5.1.4. Analytical Solution for Linear Regression

For the general case of linear regression we have the cost function:

\[J(\v \theta) = \frac{1}{2m} \| \hv X \v \theta - \v y \|^2\]

and the gradient of the cost function:

\[\frac{\partial J(\v\theta)}{\partial \v\theta} = \frac{1}{m} \hv X\T (\hv X \v\theta - \v y)\]

We are looking for a minimum of the cost function. Remember from high school that a nescessary condition for a minimum of a univariate function is that the derivative is equal to zero. For multivariate function we must have that all partical derivatives are equal to zero. I.e. we have to set the gradient to zero and solve for \(\v\theta\).

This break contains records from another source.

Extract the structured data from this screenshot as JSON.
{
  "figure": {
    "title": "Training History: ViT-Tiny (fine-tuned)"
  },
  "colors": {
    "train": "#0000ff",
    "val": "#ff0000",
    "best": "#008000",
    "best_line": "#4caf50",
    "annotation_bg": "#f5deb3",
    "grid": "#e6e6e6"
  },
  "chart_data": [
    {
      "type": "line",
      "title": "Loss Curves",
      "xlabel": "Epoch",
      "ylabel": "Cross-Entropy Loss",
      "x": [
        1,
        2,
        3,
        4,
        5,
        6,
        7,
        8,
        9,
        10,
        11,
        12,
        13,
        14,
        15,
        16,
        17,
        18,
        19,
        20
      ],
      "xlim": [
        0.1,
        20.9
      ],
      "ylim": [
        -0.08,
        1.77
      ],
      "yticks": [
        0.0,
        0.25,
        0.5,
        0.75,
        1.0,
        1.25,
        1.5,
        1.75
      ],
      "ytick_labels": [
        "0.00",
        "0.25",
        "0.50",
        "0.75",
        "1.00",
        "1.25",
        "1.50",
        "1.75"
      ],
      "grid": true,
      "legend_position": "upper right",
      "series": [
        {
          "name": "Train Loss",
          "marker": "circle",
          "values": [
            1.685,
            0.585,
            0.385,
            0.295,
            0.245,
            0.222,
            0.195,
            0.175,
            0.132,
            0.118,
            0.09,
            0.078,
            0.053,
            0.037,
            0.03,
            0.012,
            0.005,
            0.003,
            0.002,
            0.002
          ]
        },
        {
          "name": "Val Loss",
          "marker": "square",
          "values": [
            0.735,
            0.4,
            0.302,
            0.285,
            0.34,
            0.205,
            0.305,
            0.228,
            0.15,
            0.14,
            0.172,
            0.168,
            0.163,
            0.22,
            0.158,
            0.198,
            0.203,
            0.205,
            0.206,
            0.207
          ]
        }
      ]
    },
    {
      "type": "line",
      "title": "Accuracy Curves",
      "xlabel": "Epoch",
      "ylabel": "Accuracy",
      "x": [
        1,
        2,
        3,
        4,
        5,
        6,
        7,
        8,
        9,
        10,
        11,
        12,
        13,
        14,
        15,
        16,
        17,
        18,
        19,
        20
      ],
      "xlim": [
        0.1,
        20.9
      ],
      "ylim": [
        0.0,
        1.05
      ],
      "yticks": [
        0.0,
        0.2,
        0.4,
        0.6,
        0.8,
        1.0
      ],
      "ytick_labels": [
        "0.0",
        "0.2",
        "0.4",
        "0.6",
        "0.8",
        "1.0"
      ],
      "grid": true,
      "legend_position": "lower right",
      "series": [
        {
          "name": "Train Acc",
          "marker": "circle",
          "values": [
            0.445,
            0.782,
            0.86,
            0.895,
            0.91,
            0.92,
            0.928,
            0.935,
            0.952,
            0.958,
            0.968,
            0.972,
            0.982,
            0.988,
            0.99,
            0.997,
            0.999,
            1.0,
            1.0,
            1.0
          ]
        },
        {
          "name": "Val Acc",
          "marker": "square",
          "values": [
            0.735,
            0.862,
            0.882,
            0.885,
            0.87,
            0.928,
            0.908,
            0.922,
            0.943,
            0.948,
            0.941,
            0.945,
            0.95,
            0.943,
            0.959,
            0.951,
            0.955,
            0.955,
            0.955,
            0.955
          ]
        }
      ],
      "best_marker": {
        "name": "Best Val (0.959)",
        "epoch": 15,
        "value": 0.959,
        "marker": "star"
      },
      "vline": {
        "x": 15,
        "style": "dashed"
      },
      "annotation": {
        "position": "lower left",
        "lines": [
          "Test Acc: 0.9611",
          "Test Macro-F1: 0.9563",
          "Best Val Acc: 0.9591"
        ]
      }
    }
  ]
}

\[\hv X\T (\hv X \v\theta - \v y) = 0\]

or equivalently:

\[\v\theta = (\hv X\T \hv X)\inv \hv X\T \v y\]

It can be shown that this parameter vector is indeed the point where the cost function attains its global minimum. The cost function is a convex function with a unique minimum. We will not give a formal proof here. Note that a convex function does not imply that the minimum can be calculated analytically. In another chapter we will discuss logistic regression as an example of an optimization problem that has a unique solution but still needs a numerical technique to find that minimum.

For examples of linear regression in these notes we will use the analytical solution. In practice with real life examples where the number of features tend to be large the analytical solution is not always the best choice. See the discussion in the Coursera Machine Learning Course of Andrew Ng.